As a recent father myself, seriously congratulations. I wish both mother and son a speedy recovery.


----------



## dr.dirty (Apr 21, 2011)

primetime76 said:


> Congrats my ZK bro!!!! Beautiful little guy you've got there!


Thank you guys!!!!

Kipp I got your bomb thank you brother... I havent got around to post the pics just yet but one i get momma home ill get to it......


----------



## Oldmso54 (Jul 31, 2010)

Congrats bro - they grow up quick! Never take them for granted!


----------



## primetime76 (Feb 8, 2011)

Seriously...take your time man. Enjoy that baby and get momma feeling better! Honestly, I know what I sent you...I don't need to see pics! LOL...just smoke 'em in good health and spend some QT with your son!


----------



## ouirknotamuzd (Jan 29, 2011)

that is one handsome little guy you have there,Scott...I remember how my brother was when the twins were born,telling anyone within earshot that he just became a dad, and I can only imagine you share that euphoria.

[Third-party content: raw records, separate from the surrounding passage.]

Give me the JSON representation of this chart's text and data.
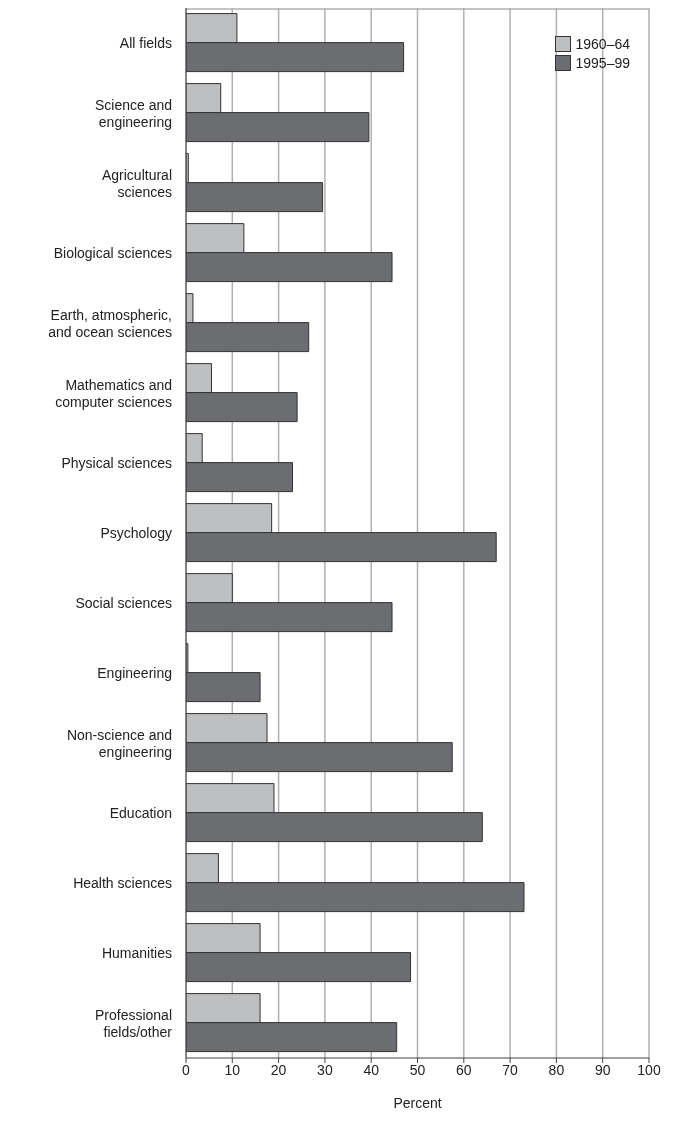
{
  "chart_data": {
    "type": "bar",
    "orientation": "horizontal",
    "categories": [
      "All fields",
      "Science and engineering",
      "Agricultural sciences",
      "Biological sciences",
      "Earth, atmospheric, and ocean sciences",
      "Mathematics and computer sciences",
      "Physical sciences",
      "Psychology",
      "Social sciences",
      "Engineering",
      "Non-science and engineering",
      "Education",
      "Health sciences",
      "Humanities",
      "Professional fields/other"
    ],
    "series": [
      {
        "name": "1960–64",
        "color": "#bebfc1",
        "values": [
          11,
          7.5,
          0.5,
          12.5,
          1.5,
          5.5,
          3.5,
          18.5,
          10,
          0.4,
          17.5,
          19,
          7,
          16,
          16
        ]
      },
      {
        "name": "1995–99",
        "color": "#6c6d70",
        "values": [
          47,
          39.5,
          29.5,
          44.5,
          26.5,
          24,
          23,
          67,
          44.5,
          16,
          57.5,
          64,
          73,
          48.5,
          45.5
        ]
      }
    ],
    "xlabel": "Percent",
    "xlim": [
      0,
      100
    ],
    "xticks": [
      0,
      10,
      20,
      30,
      40,
      50,
      60,
      70,
      80,
      90,
      100
    ],
    "grid": "x",
    "legend": "top right"
  }
}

I hope your wife recovers quickly and that ZK Jr continues to bring Joy to your life


----------



## E Dogg (Mar 23, 2011)

Congratulations Scott and Wife!!! 



Don't know how I missed this before, but nice bombs, wow.


----------



## watchman_01 (Jul 12, 2011)

Congratulations Scott and Family!!


----------



## dr.dirty (Apr 21, 2011)

Ok so after a great day out relaxing and wheeling 





I come home to find my house once again leveled..... Ben (big bull) Thanks brother


----------



## Big Bull (Mar 22, 2011)

My pleasure brother!! Thought the Fuente would make a nice cherry topping. Anejo's have a way of hitting the spot!! I would take the blue labels out of the cello and let them sit for about a month. They are pretty spongy. The Dom Tomas Maduro Tubos were rolled in 2008.

Just Keep enjoying life brother!!


----------